Gray’s Elegy Written in a Country Churchyard is a meditation about death as the final estate of the human condition, regardless of wealth, position, or power. The first four stanzas present images of twilight settling over a solitary figure in a small country churchyard. The first line, “The curfew tolls the knell of parting day,” expresses the inevitable presence of death in three words: tolls, knell, and parting. Gray’s use of the word “toll” recalls a line from John Donne’s “Meditation XVII”: “Perchance he for whom this bell tolls may be so ill as that he knows not it tolls for him.” Stanza 4 concludes the opening picture and leaves no doubt about the subject of the meditation: “Each in his narrow cell forever laid,/ The rude forefathers of the hamlet sleep.”

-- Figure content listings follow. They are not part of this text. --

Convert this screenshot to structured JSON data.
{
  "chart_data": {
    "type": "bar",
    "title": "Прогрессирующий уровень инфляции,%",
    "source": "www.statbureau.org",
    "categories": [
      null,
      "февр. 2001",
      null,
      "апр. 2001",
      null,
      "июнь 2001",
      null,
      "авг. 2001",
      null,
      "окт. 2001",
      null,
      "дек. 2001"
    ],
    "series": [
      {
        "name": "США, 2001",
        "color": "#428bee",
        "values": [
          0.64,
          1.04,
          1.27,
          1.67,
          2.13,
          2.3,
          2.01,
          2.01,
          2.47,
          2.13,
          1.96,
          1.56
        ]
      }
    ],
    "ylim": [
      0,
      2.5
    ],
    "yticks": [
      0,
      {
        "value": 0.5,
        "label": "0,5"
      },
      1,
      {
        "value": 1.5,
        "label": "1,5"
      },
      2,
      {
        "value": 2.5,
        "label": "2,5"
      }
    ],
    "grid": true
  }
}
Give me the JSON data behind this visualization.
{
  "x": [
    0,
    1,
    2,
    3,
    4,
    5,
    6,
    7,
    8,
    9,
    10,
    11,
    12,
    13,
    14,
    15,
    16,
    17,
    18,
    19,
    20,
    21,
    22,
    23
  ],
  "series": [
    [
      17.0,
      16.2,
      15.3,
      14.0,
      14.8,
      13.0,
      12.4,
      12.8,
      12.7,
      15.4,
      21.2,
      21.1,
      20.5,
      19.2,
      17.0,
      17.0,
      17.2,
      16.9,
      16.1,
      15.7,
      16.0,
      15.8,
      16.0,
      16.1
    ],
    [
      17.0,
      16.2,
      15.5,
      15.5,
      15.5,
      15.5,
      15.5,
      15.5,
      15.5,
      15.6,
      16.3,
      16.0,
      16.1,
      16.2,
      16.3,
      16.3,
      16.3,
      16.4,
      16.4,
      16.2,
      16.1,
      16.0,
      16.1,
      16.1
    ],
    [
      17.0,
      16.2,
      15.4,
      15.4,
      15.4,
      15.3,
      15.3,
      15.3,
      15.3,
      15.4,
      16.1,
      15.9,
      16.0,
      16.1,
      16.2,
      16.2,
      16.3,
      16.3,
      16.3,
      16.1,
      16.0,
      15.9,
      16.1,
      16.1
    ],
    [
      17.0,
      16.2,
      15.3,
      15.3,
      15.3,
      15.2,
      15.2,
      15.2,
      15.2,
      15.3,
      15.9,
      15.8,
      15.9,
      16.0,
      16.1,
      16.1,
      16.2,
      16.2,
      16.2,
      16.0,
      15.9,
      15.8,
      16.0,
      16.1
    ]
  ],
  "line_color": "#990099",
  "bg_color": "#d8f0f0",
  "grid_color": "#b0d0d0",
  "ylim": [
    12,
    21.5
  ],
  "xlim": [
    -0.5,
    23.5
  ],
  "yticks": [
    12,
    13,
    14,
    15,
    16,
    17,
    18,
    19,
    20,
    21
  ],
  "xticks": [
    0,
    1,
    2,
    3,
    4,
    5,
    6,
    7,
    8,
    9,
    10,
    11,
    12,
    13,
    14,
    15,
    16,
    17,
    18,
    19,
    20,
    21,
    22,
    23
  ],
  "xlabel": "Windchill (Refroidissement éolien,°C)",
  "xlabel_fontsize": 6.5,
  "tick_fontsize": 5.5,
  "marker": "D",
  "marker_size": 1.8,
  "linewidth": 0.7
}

The next four stanzas continue the theme of death as the end of all individuals by listing the activities the dead used to do but do “no more.” The repetition of “no more” (line 20) and “For them no more” (line 21) emphasizes the fact that all human activity leads to the grave.
The poet has established a dramatic point of view: The reader sees the world through the eyes of a single figure who is humankind, who sees the truth and sees the destiny of all. Yet each of the “rude forefathers” represents humankind as well: Their fate is our own. Thus one has both the living, contemplating human destiny and death, and the dead, whose destiny is all too clear.
These two merge later in the poem, beginning in stanza 24, where, suddenly, the speaker imagines himself dead and buried, and the reader is invited to read his epitaph (line 115). In the face of inevitable doom, the speaker holds out the hope for immortality by making a friend of Heaven and by believing that, dead, he rests in “The bosom of his Father and his God” (line 128).